International Scone Week & Afternoon Tea Week
International Scone Week was started way back when (in 2011) by Celia over at Fig Jam & Lime Cordial. I know I keep saying it, but where does the time go? Tandy from Lavender and Lime later took up the mantle. Last year I joined in with these spelt strawberry shortcakes. You can see all of the scones that were made last year on Tandy’s sidebar and this year’s batch will be replacing them on 17th August.
This year #ISW2020 runs from 10th to 16th August. If you’d like to join in, you’ve still got time. Scones really don’t take very long to make.
It’s also Afternoon Tea Week this week (10th to 16th August), so I’m pretty well set up for that too. But if you haven’t made scones recently, this is another good excuse for doing so.
Other Vegan Bakes You Might Like
- Blueberry muffins
- Brown sugar aquafaba meringues
- Chocolate banana cashew cake
- Drizzle cake
- Peanut butter banana muffins
- Spelt burger buns
- Tiger nut chocolate chip cookies
- Vanilla almond cookies
Keep in Touch
Thanks for visiting Tin and Thyme. If you try this recipe for dairy-free wholemeal scones, I’d love to hear about it in the comments below. And do please rate it. Have you any top tips? Do share photos on social media too and use the hashtag #tinandthyme, so I can spot them.

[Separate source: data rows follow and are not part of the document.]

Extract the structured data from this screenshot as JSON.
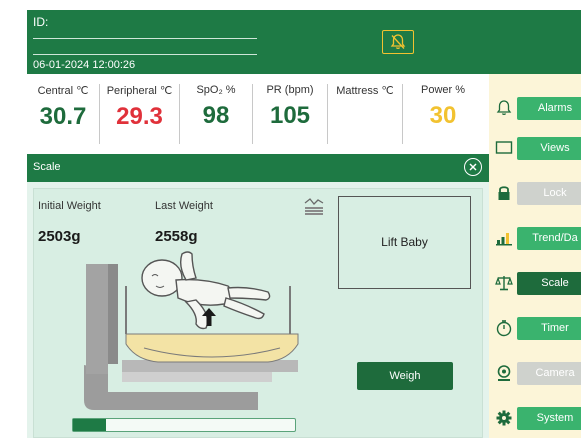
{
  "header": {
    "id_label": "ID:",
    "datetime": "06-01-2024  12:00:26",
    "alarm_icon": "bell-off-icon",
    "accent": "#1e7a45"
  },
  "vitals": [
    {
      "label": "Central ℃",
      "value": "30.7",
      "color": "#1e6b3c"
    },
    {
      "label": "Peripheral ℃",
      "value": "29.3",
      "color": "#e0313a"
    },
    {
      "label": "SpO₂ %",
      "value": "98",
      "color": "#1e6b3c"
    },
    {
      "label": "PR (bpm)",
      "value": "105",
      "color": "#1e6b3c"
    },
    {
      "label": "Mattress ℃",
      "value": "",
      "color": "#1e6b3c"
    },
    {
      "label": "Power %",
      "value": "30",
      "color": "#f2c230"
    }
  ],
  "sidebar": {
    "items": [
      {
        "label": "Alarms",
        "icon": "bell-icon",
        "state": "active"
      },
      {
        "label": "Views",
        "icon": "monitor-icon",
        "state": "active"
      },
      {
        "label": "Lock",
        "icon": "lock-icon",
        "state": "disabled"
      },
      {
        "label": "Trend/Da",
        "icon": "trend-icon",
        "state": "active"
      },
      {
        "label": "Scale",
        "icon": "scale-icon",
        "state": "selected"
      },
      {
        "label": "Timer",
        "icon": "timer-icon",
        "state": "active"
      },
      {
        "label": "Camera",
        "icon": "camera-icon",
        "state": "disabled"
      },
      {
        "label": "System",
        "icon": "gear-icon",
        "state": "active"
      }
    ]
  },
  "scale": {
    "title": "Scale",
    "initial_label": "Initial Weight",
    "initial_value": "2503g",
    "last_label": "Last Weight",
    "last_value": "2558g",
    "instruction": "Lift Baby",
    "weigh_label": "Weigh",
    "progress": 0.15
  }
}
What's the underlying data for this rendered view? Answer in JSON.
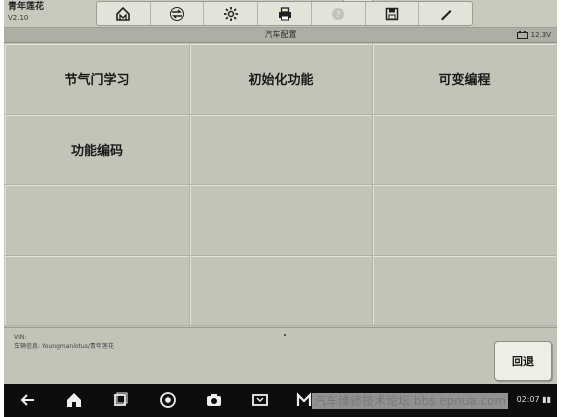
{
  "app": {
    "name": "青年莲花",
    "version": "V2.10"
  },
  "toolbar": {
    "buttons": [
      {
        "icon": "home-icon"
      },
      {
        "icon": "vehicle-swap-icon"
      },
      {
        "icon": "settings-gear-icon"
      },
      {
        "icon": "print-icon"
      },
      {
        "icon": "help-icon"
      },
      {
        "icon": "save-icon"
      },
      {
        "icon": "pen-icon"
      }
    ]
  },
  "header": {
    "title": "汽车配置",
    "battery": "12.3V"
  },
  "functions": [
    {
      "label": "节气门学习"
    },
    {
      "label": "初始化功能"
    },
    {
      "label": "可变编程"
    },
    {
      "label": "功能编码"
    },
    {
      "label": ""
    },
    {
      "label": ""
    },
    {
      "label": ""
    },
    {
      "label": ""
    },
    {
      "label": ""
    },
    {
      "label": ""
    },
    {
      "label": ""
    },
    {
      "label": ""
    }
  ],
  "footer": {
    "vin_label": "VIN:",
    "vehicle_info": "车辆信息: Youngmanlotus/青年莲花",
    "back_label": "回退"
  },
  "navbar": {
    "icons": [
      "back-icon",
      "home-icon",
      "recents-icon",
      "chrome-icon",
      "camera-icon",
      "screenshot-icon",
      "app-icon"
    ],
    "status": "02:07 ▮▮"
  },
  "watermark": "汽车维修技术论坛 bbs.epnua.com"
}
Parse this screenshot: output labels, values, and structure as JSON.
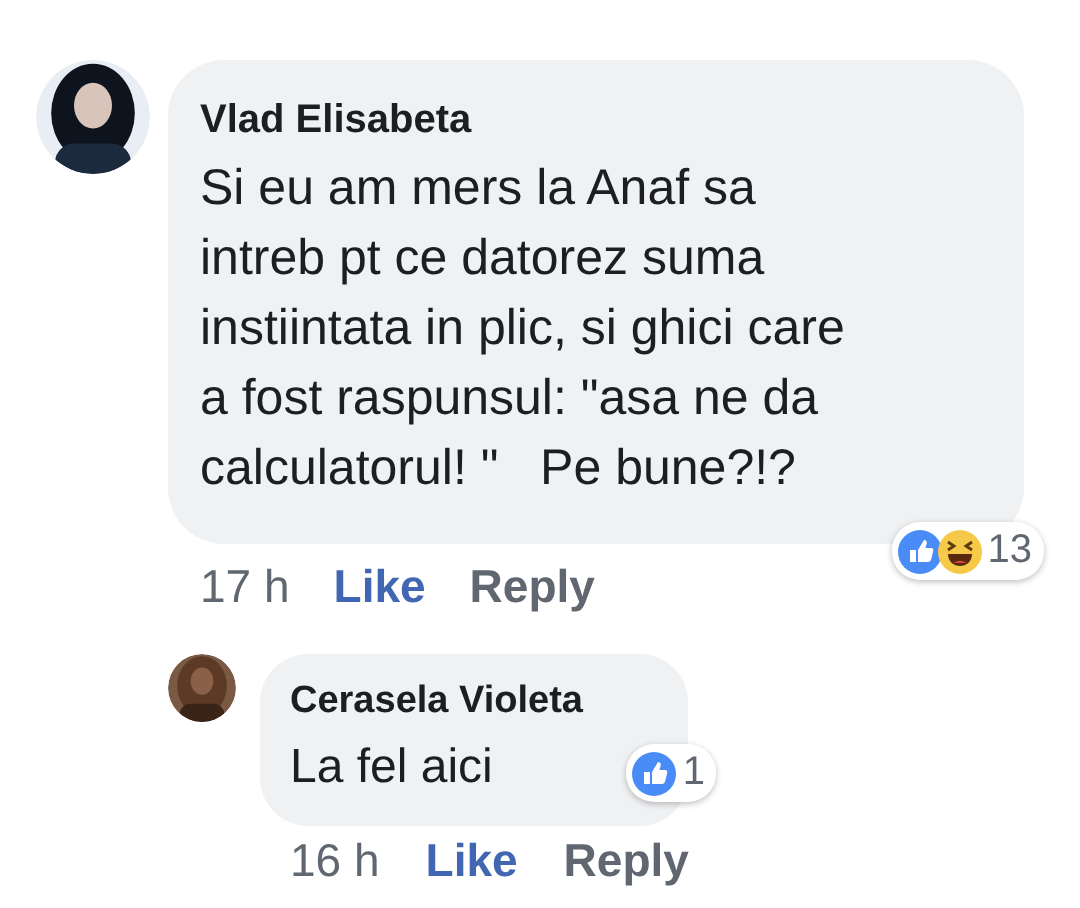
{
  "comments": [
    {
      "author": "Vlad Elisabeta",
      "lines": [
        "Si eu am mers la Anaf sa",
        "intreb pt ce datorez suma",
        "instiintata in plic, si ghici care",
        "a fost raspunsul: \"asa ne da",
        "calculatorul! \"   Pe bune?!?"
      ],
      "reactions": {
        "types": [
          {
            "kind": "like"
          },
          {
            "kind": "haha"
          }
        ],
        "count": "13"
      },
      "time": "17 h",
      "like": "Like",
      "reply": "Reply",
      "replies": [
        {
          "author": "Cerasela Violeta",
          "lines": [
            "La fel aici"
          ],
          "reactions": {
            "types": [
              {
                "kind": "like"
              }
            ],
            "count": "1"
          },
          "time": "16 h",
          "like": "Like",
          "reply": "Reply"
        }
      ]
    }
  ]
}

If you’d like more scone recipes, follow the link and you’ll find I have quite a lot of them. All delicious, of course.
Vegan Wholemeal Scones. PIN IT.
Vegan Wholemeal Scones – The Recipe
Vegan Wholemeal Scones
- 7 oz (200g) wholemeal spelt flour
- 1 oz (25g) vegan protein powder I used lupin flakes
- 1 tsp bicarbonate of soda
- 2 tsp cream of tarter
- 1 pinch fine sea salt
- 1 tbsp golden caster sugar optional
- 2 tbsp coconut oil
- ¼ pt (140 ml) plant milk I use soya
- 1 tsp lemon juice or cider vinegar
- a little plant milk to brush the tops with
- Set oven to 220℃ (425℉, Gas 7).
- Measure your milk and stir in the lemon juice or vinegar. Leave for five minutes to sour.
- Place the dry ingredients into a large bowl. Depending on how solid / liquid the coconut oil is, rub it in to the flour with your fingers or a fork until the mixture resembles fine breadcrumbs. If the oil is liquid, omit this step and add it at the same time as the milk.
- Make a well in the centre and pour in the soured milk. Stir with a round bladed knife from the inside to the outside until the ingredients are just combined and form a dough.
- On a lightly floured surface. pat the dough out with yor hands to form a round about ¾" (2cm) thick. Cut into small rounds with a 2 ½" (6cm) floured cutter. Combine the leftover bits, pat and cut again until the dough has all been used. You should get 7 or 8 scones depending on how thick you made them.
- Place onto a greased baking tray and brush with your milk of choice. Bake for 12-15 minutes or until the scones are golden and the bases sound hollow when tapped.
- Place onto a cooling rack. Enjoy at least one whilst they're still warm. Serve with jam and whipped coconut cream, with mushroom pâté or cashew cheese. They also make a good accompaniment to soup.
I’m sharing this recipe for vegan wholemeal scones with Lost in Food for #CookBlogShare.